ECLI:NL:CRVB:2013:BZ8487
Centrale Raad van Beroep
- Hoger beroep
- Rechtspraak.nl
Intrekking en terugvordering van bijstand wegens schending van de inlichtingenverplichting
In deze zaak gaat het om de intrekking en terugvordering van bijstand aan appellant, die sinds 1 januari 2000 bijstand ontvangt op basis van de Wet werk en bijstand. Het college van burgemeester en wethouders van Leeuwarden heeft vastgesteld dat appellant betrokken was bij de handel in motorvoertuigen en aanhangwagens zonder dit te melden, waardoor hij zijn inlichtingenverplichting heeft geschonden. Op 1 oktober 2009 heeft het college de bijstand van appellant voor een periode van 21 maanden ingetrokken en een bedrag van € 27.429,94 teruggevorderd.
Na bezwaar van appellant heeft het college op 12 april 2010 het besluit van 1 oktober 2009 deels herzien, waarbij de intrekking van de bijstand werd beperkt tot acht maanden en de terugvordering werd verlaagd tot € 10.745,70. De rechtbank Leeuwarden heeft op 10 december 2010 het beroep tegen dit besluit gegrond verklaard en het college opgedragen om een nieuw besluit op bezwaar te nemen.
Het college heeft op 17 februari 2011 een nieuw besluit genomen, waarbij de intrekking van de bijstand verder werd beperkt en de terugvordering werd verlaagd tot € 8.302,22. De rechtbank heeft het beroep tegen dit besluit ongegrond verklaard, waarop appellant in hoger beroep ging. Appellant stelde dat het college geen rekening had gehouden met een beslissing van het Openbaar Ministerie van 27 januari 2011, waarin werd aangegeven dat hij niet verder strafrechtelijk zou worden vervolgd.
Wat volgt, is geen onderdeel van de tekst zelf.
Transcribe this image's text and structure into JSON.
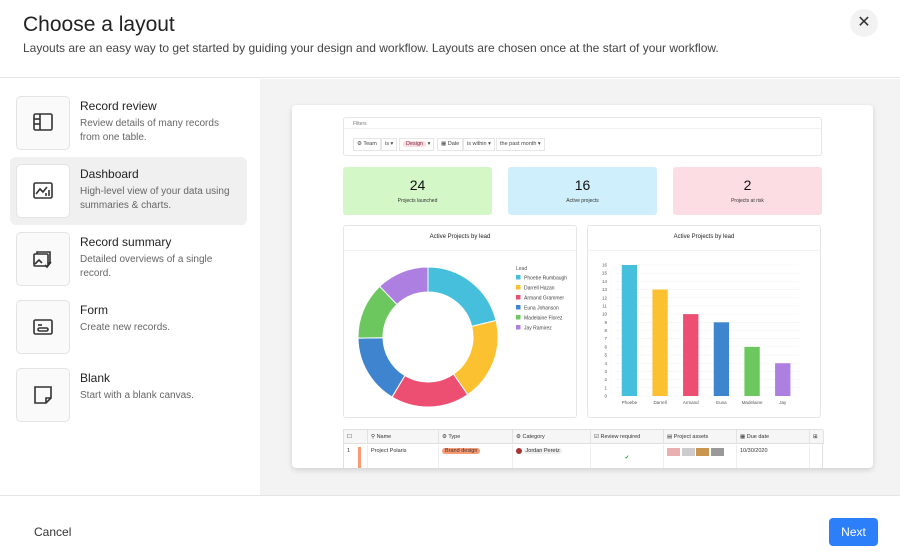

De Centrale Raad van Beroep oordeelt dat de beslissing van het Openbaar Ministerie geen doorslaggevende betekenis heeft voor de procedure. De Raad bevestigt de uitspraak van de rechtbank en verklaart het hoger beroep ongegrond. Er is geen aanleiding voor een veroordeling in de proceskosten. De uitspraak is gedaan door A.B.J. van der Ham, in tegenwoordigheid van J.T.P. Pot als griffier, en is openbaar uitgesproken op 23 april 2013.